Engineers have developed a new kind of engine that could make rockets much easier to build – but it’s very unstable.
In more than half a century since humans first walked on the moon, little has changed in the area of space propulsion. Existing rocket engines – such as the ones that brought NASA’s Space Shuttle into orbit – required more than 1.5m kg of chemical fuel, which is 15 times heavier than a blue whale.
Now, however, researchers from the University of Washington have designed a new rocket engine concept that could potentially bring propulsion into the 21st century. Writing in Physical Review E, they said this new engine – referred to as a rotating detonation engine – would not only make rockets more fuel-efficient, but also more lightweight and less complicated to construct.
The only problem is that – as the name suggests – the engine is just too unstable to be used in an actual rocket.
But with a mathematical model now developed, which can describe how this engine could work, engineers can design tests to improve these engines and make them feasible for use.
“The rotating detonation engine field is still in its infancy. We have tons of data about these engines, but we don’t understand what is going on,” said lead author James Koch.
“I tried to recast our results by looking at pattern formations instead of asking an engineering question – such as how to get the highest performing engine – and then boom, it turned out that it works.”
A conventional rocket engine works by simply burning propellant and pushing it out the back. In a rotating detonation engine, however, propellant flows between a series of concentric cylinders.

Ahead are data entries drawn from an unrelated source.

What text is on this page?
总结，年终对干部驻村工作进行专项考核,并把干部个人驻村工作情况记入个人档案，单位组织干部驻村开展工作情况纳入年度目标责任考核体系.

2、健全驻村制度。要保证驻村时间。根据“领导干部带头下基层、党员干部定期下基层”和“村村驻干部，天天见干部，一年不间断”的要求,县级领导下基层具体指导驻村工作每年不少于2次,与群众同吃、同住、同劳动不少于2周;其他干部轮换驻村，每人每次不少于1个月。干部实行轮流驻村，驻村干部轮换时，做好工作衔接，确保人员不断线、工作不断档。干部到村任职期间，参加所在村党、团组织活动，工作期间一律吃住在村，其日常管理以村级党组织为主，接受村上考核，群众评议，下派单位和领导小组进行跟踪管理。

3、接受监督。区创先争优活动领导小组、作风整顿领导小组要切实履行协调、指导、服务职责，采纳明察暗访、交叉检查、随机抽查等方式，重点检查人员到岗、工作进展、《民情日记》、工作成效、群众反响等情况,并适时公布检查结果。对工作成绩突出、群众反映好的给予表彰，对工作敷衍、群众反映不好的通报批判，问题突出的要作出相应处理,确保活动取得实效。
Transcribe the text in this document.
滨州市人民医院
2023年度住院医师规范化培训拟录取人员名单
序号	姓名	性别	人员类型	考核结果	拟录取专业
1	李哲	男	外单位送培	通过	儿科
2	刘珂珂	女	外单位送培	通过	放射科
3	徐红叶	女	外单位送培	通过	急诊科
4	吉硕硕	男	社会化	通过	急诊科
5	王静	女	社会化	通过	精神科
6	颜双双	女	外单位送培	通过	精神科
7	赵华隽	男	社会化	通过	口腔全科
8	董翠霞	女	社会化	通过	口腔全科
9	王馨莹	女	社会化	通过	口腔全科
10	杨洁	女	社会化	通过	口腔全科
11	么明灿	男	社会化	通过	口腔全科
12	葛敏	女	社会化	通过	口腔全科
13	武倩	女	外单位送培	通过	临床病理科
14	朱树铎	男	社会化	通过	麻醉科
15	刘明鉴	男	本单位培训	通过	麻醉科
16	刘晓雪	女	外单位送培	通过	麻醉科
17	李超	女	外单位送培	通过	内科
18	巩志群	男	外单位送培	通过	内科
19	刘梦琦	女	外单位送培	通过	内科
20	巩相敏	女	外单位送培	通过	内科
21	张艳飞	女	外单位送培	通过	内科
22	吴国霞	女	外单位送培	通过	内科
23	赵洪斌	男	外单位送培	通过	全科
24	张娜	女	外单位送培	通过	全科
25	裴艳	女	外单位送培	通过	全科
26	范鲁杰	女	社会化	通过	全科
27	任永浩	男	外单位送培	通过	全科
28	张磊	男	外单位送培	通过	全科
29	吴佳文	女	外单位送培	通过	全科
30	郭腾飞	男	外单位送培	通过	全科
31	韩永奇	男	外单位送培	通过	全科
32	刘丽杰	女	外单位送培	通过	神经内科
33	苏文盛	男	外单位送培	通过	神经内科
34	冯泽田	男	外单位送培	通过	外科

After ignition, the rapid heat release forms a shockwave; a strong pulse of gas with significantly higher pressure and temperature that is moving faster than the speed of sound.
‘It’s so violent’
Working in this engine’s favour is that, unlike a conventional engine that requires a lot of machinery and moving parts, the new engine’s shockwave directs and controls the propulsion naturally.
“The downside of that is that these detonations have a mind of their own. Once you detonate something, it just goes. It’s so violent,” Koch said.
Using an experimental version of the engine, the researchers recorded a series 0.5 second combustions using a high-speed camera. With these observations, they could develop the mathematical model of the engine.
“I have identified the dominant physics and how they interplay. Now I can take what I’ve done here and make it quantitative,” Koch said. “From there we can talk about how to make a better engine.”